Ce Dimanche est le cinquième de saint Matthieu pour les Grecs ; il était connu chez les Latins sous le nom de Dimanche de la Pêche, avant que l’Église eût transféré au Dimanche précédent l’Évangile d’où lui était venue cette dénomination. La semaine qu’il commence est désignée comme première après la fête des Apôtres ou de saint Pierre en d’anciens lectionnaires, en d’autres comme deuxième ou troisième après la même fête ; ces divergences et d’autres semblables, qu’il n’est pas rare de rencontrer dans les livres liturgiques du moyen âge, tiennent à la date plus ou moins tardive de la Pâque dans les années où furent dressés ces documents.

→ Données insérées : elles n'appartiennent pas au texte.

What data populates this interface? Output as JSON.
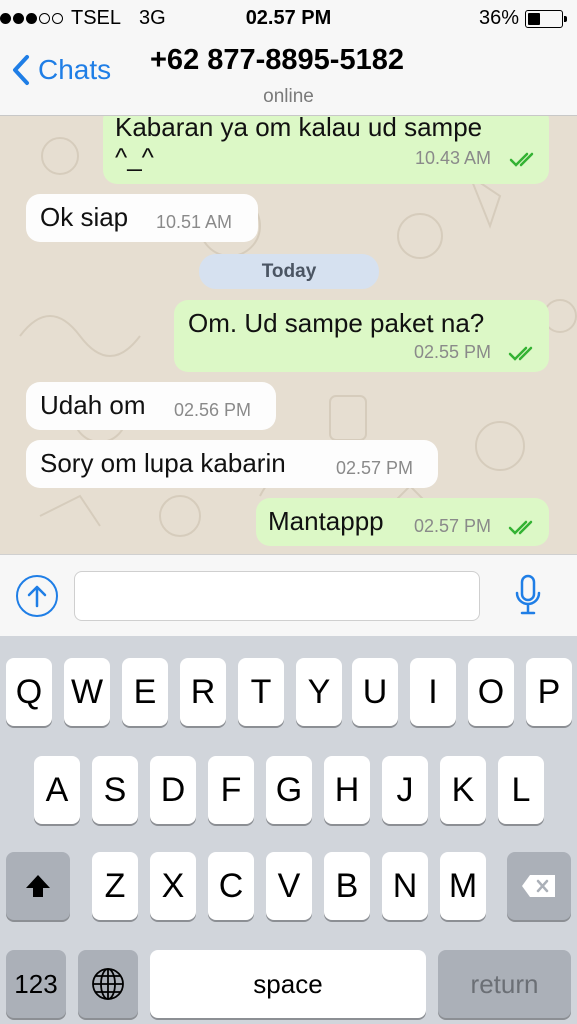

L’Église a commencé cette nuit la lecture du second livre des Rois, qui débute par le récit de la fin malheureuse de Saül et l’avènement de David au trône d’Israël. L’exaltation du fils de Jessé marque le point culminant de la vie prophétique de l’ancien peuple ; en lui Dieu trouvait son serviteur fidèle, et il allait le montrer au monde comme la plus complète figure du Messie à venir. Un serment divin garantissait au nouveau roi l’avenir de sa race ; son trône devait être éternel : car il devait devenir un jour le trône de celui qui serait appelé le Fils du Très-Haut, sans cesser d’avoir David pour père.
Mais au moment où la tribu de Juda acclamait dans Hébron l’élu du Seigneur, les circonstances n’étaient pas toutes, il s’en faut, à l’allégresse et à l’espoir. L’Église, hier à Vêpres, empruntait une des plus belles Antiennes de sa Liturgie au chant funèbre inspiré à David par la vue de ce diadème ramassé dans la poussière ensanglantée du champ de bataille où venaient de succomber les princes d’Israël : « Montagnes de Gelboé, que la rosée ni la pluie ne descendent point sur vous ; car c’est là qu’est tombé le bouclier des forts, le bouclier de Saül, comme si l’huile sainte n’eût point marqué son front. Comment, dans le combat, sont-ils tombés les forts ? Jonathas a été tué sur les hauteurs ; Saül et Jonathas, aimables et beaux durant leur vie, n’ont point non plus été divisés dans la mort. »
Inspirée par le voisinage de la solennité des Apôtres, au 29 juin, et du jour où l’Office du Temps ramène chaque année cette Antienne, l’Église en applique les derniers mots à saint Pierre et à saint Paul durant l’Octave de leur fête : « Glorieux princes de la terre, ils s’étaient aimés pendant leur vie, s’écrie-t-elle ; ils n’ont point davantage été séparés dans la mort ! » Comme le peuple hébreu à cette époque de son histoire, plus d’une fois l’armée chrétienne n’a salué l’avènement de ses chefs que sur une terre humide du sang de leurs prédécesseurs.